Jean, Français, a signé un contrat de prêt pour acheter une voiture en Italie. Quelques mois plus tard, il cesse de payer. Le vendeur italien (ou la banque italienne) peut saisir un tribunal français pour obtenir le remboursement du prêt plutôt que d'aller obligatoirement devant un tribunal italien.
- S'applique à la personne de nationalité française : un Français peut être poursuivi en France.
- Portée territoriale : concerne des obligations (contrats, dettes, etc.) contractées à l'étranger.
- Forum ouvert : la présence d'un cocontractant étranger n'exclut pas la compétence des tribunaux français.
- Ne supprime pas d'autres juridictions possibles : l'action peut aussi être intentée à l'étranger selon les règles de compétence internationale.
- Distinction matière : porte sur des obligations civiles/contractuelles (pas une disposition pénale).
- Conséquence pratique : facilite l'accès au juge français pour le créancier/ cocontractant et empêche qu'un Français échappe toujours aux poursuites en se trouvant à l'étranger.

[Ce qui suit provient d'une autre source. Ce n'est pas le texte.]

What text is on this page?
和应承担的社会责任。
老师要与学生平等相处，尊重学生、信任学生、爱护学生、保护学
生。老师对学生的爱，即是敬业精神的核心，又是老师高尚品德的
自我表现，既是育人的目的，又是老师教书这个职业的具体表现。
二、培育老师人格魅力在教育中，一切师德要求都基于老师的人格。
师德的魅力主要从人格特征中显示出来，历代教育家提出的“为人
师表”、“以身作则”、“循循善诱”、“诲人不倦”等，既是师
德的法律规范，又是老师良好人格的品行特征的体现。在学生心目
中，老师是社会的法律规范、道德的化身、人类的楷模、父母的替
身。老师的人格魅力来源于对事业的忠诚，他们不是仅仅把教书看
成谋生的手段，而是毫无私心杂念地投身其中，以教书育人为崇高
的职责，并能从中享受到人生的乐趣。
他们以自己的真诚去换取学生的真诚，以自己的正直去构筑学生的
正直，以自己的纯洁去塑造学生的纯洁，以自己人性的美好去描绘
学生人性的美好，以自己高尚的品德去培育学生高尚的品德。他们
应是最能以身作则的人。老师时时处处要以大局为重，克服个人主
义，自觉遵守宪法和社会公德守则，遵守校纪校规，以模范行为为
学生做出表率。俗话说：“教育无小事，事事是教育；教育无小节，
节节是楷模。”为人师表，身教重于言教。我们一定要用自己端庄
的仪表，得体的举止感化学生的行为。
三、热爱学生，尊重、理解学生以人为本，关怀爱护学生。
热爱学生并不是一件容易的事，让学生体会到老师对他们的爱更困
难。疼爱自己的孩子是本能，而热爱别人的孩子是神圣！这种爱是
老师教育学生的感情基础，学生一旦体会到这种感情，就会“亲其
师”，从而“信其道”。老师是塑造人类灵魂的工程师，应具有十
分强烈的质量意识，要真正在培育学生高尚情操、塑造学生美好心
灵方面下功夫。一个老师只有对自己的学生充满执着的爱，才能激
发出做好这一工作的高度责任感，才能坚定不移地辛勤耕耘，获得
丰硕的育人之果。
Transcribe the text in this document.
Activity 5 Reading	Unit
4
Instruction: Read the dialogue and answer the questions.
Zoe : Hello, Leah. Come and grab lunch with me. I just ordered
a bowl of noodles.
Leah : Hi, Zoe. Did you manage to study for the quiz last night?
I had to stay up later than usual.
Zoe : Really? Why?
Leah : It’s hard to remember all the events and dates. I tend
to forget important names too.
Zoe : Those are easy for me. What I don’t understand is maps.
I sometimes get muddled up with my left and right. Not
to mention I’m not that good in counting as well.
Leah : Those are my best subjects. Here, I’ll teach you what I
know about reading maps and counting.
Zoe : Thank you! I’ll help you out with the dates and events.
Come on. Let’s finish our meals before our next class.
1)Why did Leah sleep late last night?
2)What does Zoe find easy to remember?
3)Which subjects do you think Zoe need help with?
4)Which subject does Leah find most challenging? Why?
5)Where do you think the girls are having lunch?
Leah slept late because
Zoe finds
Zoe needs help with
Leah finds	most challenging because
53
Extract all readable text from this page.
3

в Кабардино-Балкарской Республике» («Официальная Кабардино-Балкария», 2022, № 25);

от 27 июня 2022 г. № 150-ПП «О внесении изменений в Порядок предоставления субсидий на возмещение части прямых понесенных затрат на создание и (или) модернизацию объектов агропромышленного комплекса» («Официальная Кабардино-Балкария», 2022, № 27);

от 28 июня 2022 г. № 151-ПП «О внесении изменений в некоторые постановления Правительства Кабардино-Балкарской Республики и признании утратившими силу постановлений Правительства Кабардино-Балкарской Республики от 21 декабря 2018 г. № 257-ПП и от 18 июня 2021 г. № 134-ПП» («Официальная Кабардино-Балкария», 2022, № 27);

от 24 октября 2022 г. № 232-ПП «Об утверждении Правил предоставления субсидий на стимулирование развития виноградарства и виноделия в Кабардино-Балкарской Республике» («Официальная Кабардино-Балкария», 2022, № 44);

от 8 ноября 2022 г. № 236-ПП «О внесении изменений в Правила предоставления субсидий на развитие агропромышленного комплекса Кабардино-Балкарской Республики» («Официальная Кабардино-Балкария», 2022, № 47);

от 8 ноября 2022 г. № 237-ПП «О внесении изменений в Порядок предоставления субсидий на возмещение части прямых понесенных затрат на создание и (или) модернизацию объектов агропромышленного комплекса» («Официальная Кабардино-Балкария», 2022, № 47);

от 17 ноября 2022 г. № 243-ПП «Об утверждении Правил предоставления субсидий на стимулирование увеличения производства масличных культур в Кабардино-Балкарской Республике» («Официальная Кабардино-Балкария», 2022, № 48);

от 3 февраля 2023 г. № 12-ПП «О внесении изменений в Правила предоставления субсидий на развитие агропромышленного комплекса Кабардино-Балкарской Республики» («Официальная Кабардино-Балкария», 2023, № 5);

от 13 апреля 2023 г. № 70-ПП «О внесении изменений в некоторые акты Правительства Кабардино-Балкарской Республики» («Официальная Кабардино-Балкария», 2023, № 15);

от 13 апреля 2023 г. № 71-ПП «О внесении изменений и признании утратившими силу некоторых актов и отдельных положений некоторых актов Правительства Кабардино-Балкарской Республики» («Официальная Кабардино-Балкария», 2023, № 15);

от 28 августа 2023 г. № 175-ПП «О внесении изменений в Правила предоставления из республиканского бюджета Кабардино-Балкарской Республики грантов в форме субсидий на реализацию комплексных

- Limites à vérifier : clauses de compétence contractuelle, conventions internationales (règlements européens, traités) et règles de procédure peuvent toutefois orienter ou restreindre la compétence effective du tribunal français.
- Exécution des jugements : obtenir un jugement en France peut nécessiter des formalités spécifiques pour être exécuté à l'étranger (exequatur, reconnaissance).